Eventually the constriction at the level of the energetic body that was felt as sensation in the emotional body and labeled as anxiety in the mental body translates to a symptom or condition in the physical body. This symptom or condition in itself is often painful, but is much less easy to let go of or abide with. It is also hard to recognize that the pain itself varies, because the pain is caused by the practice of physically clenching that the mental body has directed the physical body to undertake and the physical body has practiced to the level of mastery and unconsciousness the exercise of clenching.
Note: Sometimes as in the case of trauma, there is an alternate course for suffering to arise that does not or may not move from the most subtle to the most dense. In this story, I am walking along as a happy and open human being, flowing with consciousness and love and, out of nowhere, someone physically punches me in the stomach. I experience real physical pain in the physical body.
We often like to attribute our identity tales to these traumatic moments, but the truth is that the trauma causes pain, but not the suffering.
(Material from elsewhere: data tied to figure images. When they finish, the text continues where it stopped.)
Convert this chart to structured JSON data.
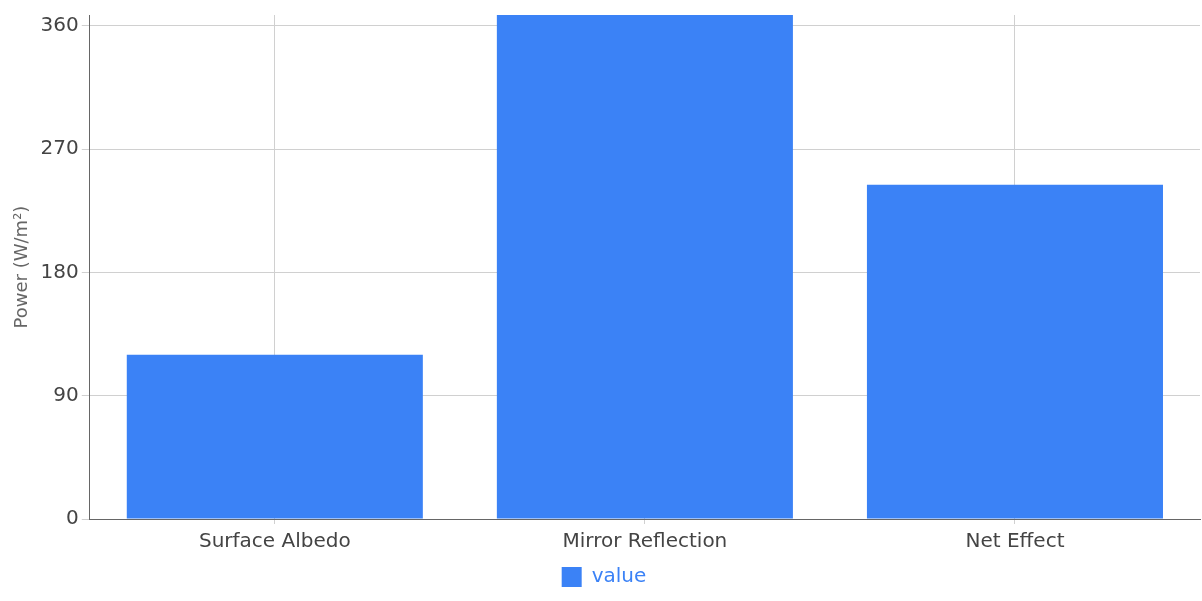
{
  "chart_data": {
    "type": "bar",
    "ylabel": "Power (W/m²)",
    "categories": [
      "Surface Albedo",
      "Mirror Reflection",
      "Net Effect"
    ],
    "series": [
      {
        "name": "value",
        "color": "#3b82f6",
        "values": [
          120,
          368,
          244
        ]
      }
    ],
    "ylim": [
      0,
      368
    ],
    "yticks": [
      0,
      90,
      180,
      270,
      360
    ],
    "grid": true,
    "legend": "bottom"
  }
}
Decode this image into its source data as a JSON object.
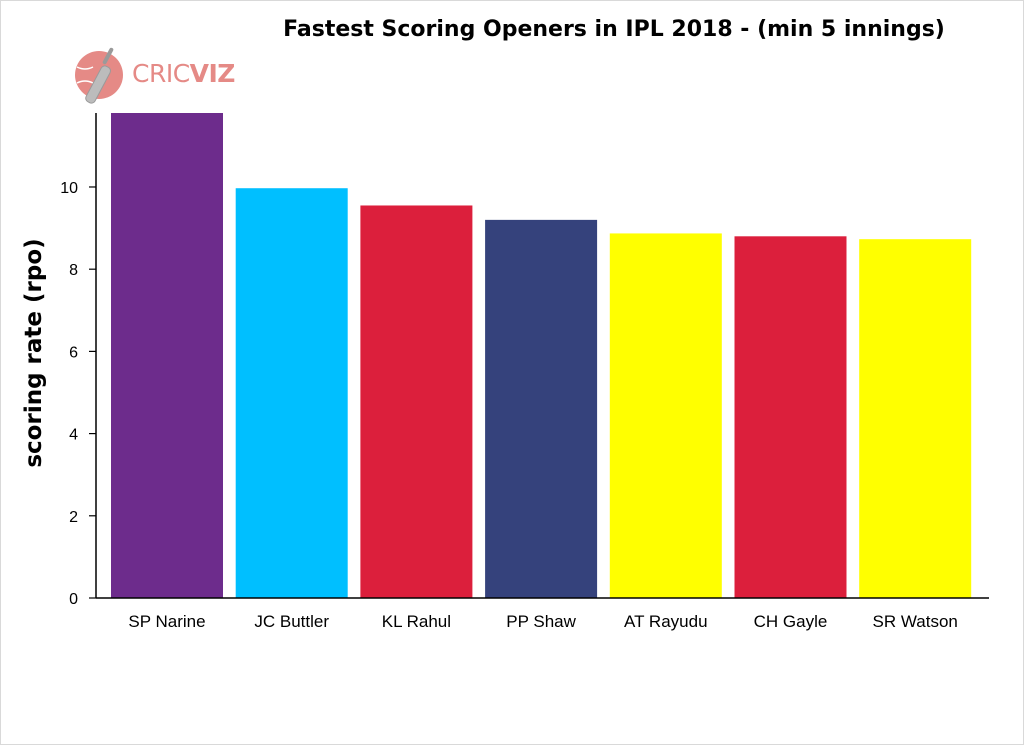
{
  "logo": {
    "brand_light": "CRIC",
    "brand_bold": "VIZ",
    "color": "#e58a86",
    "icon": "cricket-bat-ball-icon"
  },
  "chart_data": {
    "type": "bar",
    "title": "Fastest Scoring Openers in IPL 2018 - (min 5 innings)",
    "xlabel": "",
    "ylabel": "scoring rate (rpo)",
    "categories": [
      "SP Narine",
      "JC Buttler",
      "KL Rahul",
      "PP Shaw",
      "AT Rayudu",
      "CH Gayle",
      "SR Watson"
    ],
    "values": [
      11.8,
      9.97,
      9.55,
      9.2,
      8.87,
      8.8,
      8.73
    ],
    "colors": [
      "#6d2c8c",
      "#00bfff",
      "#dc1f3c",
      "#35427c",
      "#ffff00",
      "#dc1f3c",
      "#ffff00"
    ],
    "ylim": [
      0,
      11.8
    ],
    "yticks": [
      0,
      2,
      4,
      6,
      8,
      10
    ],
    "grid": false,
    "legend": "none"
  }
}
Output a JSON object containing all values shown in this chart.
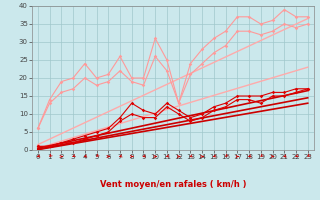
{
  "xlabel": "Vent moyen/en rafales ( km/h )",
  "background_color": "#cbe8ec",
  "grid_color": "#a0c8cc",
  "xlim": [
    -0.5,
    23.5
  ],
  "ylim": [
    0,
    40
  ],
  "xticks": [
    0,
    1,
    2,
    3,
    4,
    5,
    6,
    7,
    8,
    9,
    10,
    11,
    12,
    13,
    14,
    15,
    16,
    17,
    18,
    19,
    20,
    21,
    22,
    23
  ],
  "yticks": [
    0,
    5,
    10,
    15,
    20,
    25,
    30,
    35,
    40
  ],
  "series_light_noisy1": {
    "x": [
      0,
      1,
      2,
      3,
      4,
      5,
      6,
      7,
      8,
      9,
      10,
      11,
      12,
      13,
      14,
      15,
      16,
      17,
      18,
      19,
      20,
      21,
      22,
      23
    ],
    "y": [
      6,
      14,
      19,
      20,
      24,
      20,
      21,
      26,
      20,
      20,
      31,
      25,
      13,
      24,
      28,
      31,
      33,
      37,
      37,
      35,
      36,
      39,
      37,
      37
    ],
    "color": "#ff9999",
    "lw": 0.8,
    "marker": "D",
    "ms": 1.8
  },
  "series_light_noisy2": {
    "x": [
      0,
      1,
      2,
      3,
      4,
      5,
      6,
      7,
      8,
      9,
      10,
      11,
      12,
      13,
      14,
      15,
      16,
      17,
      18,
      19,
      20,
      21,
      22,
      23
    ],
    "y": [
      6,
      13,
      16,
      17,
      20,
      18,
      19,
      22,
      19,
      18,
      26,
      22,
      13,
      21,
      24,
      27,
      29,
      33,
      33,
      32,
      33,
      35,
      34,
      35
    ],
    "color": "#ff9999",
    "lw": 0.8,
    "marker": "D",
    "ms": 1.8
  },
  "series_light_trend1": {
    "x": [
      0,
      23
    ],
    "y": [
      0.5,
      23.0
    ],
    "color": "#ffaaaa",
    "lw": 1.0
  },
  "series_light_trend2": {
    "x": [
      0,
      23
    ],
    "y": [
      1.5,
      36.5
    ],
    "color": "#ffaaaa",
    "lw": 1.0
  },
  "series_dark_noisy1": {
    "x": [
      0,
      1,
      2,
      3,
      4,
      5,
      6,
      7,
      8,
      9,
      10,
      11,
      12,
      13,
      14,
      15,
      16,
      17,
      18,
      19,
      20,
      21,
      22,
      23
    ],
    "y": [
      1,
      1,
      2,
      3,
      4,
      5,
      6,
      9,
      13,
      11,
      10,
      13,
      11,
      9,
      10,
      12,
      13,
      15,
      15,
      15,
      16,
      16,
      17,
      17
    ],
    "color": "#dd0000",
    "lw": 0.8,
    "marker": "D",
    "ms": 1.8
  },
  "series_dark_noisy2": {
    "x": [
      0,
      1,
      2,
      3,
      4,
      5,
      6,
      7,
      8,
      9,
      10,
      11,
      12,
      13,
      14,
      15,
      16,
      17,
      18,
      19,
      20,
      21,
      22,
      23
    ],
    "y": [
      1,
      1,
      2,
      2,
      3,
      4,
      5,
      8,
      10,
      9,
      9,
      12,
      10,
      8,
      9,
      11,
      12,
      14,
      14,
      13,
      15,
      15,
      16,
      17
    ],
    "color": "#dd0000",
    "lw": 0.8,
    "marker": "D",
    "ms": 1.8
  },
  "series_dark_trend1": {
    "x": [
      0,
      23
    ],
    "y": [
      0.5,
      16.5
    ],
    "color": "#cc0000",
    "lw": 1.2
  },
  "series_dark_trend2": {
    "x": [
      0,
      23
    ],
    "y": [
      0.2,
      14.5
    ],
    "color": "#cc0000",
    "lw": 1.2
  },
  "series_dark_trend3": {
    "x": [
      0,
      23
    ],
    "y": [
      0.1,
      13.0
    ],
    "color": "#cc0000",
    "lw": 1.2
  },
  "wind_arrow_angles": [
    225,
    200,
    90,
    215,
    225,
    200,
    90,
    225,
    90,
    225,
    90,
    225,
    90,
    225,
    90,
    225,
    200,
    90,
    225,
    200,
    90,
    225,
    215,
    200
  ],
  "wind_arrow_color": "#cc0000",
  "xlabel_color": "#cc0000",
  "xlabel_fontsize": 6,
  "tick_fontsize": 5
}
The suffering is what happens when the mental body claims that trauma as my story and sets out to defend me from ever feeling pain like that again. It is what happens when the egoic mental body assigns blame and judgement and editorializes the traumatic event. It rails against the unfairness and claims an identity for us as a victim or survivor. It then institutes a physical regimen of tension (as in keeping the stomach muscles perpetual tense and always ready for attack) so as to never be caught off guard again. We tense so habitually that we stop remembering that it is us doing the tensing. We associate the painful sensations of tensing and clenching with the painful trauma and not the practice and it becomes very hard to heal or let go of pain. This dynamic in the mental body leads to more generalized sensations experienced as discomfort, dissatisfaction, and even dread in the emotional body, which in turn, one might speculate, creates a constriction in the energy field.
Of course, if you’re a fan of fate and pre-destiny, you might speculate that a constriction in the energy body around the stomach felt as sensations you ignored in the emotional body and which were then overlooked as unimportant by the mental body, attracted the punch in the stomach, but things are complicated enough as they are.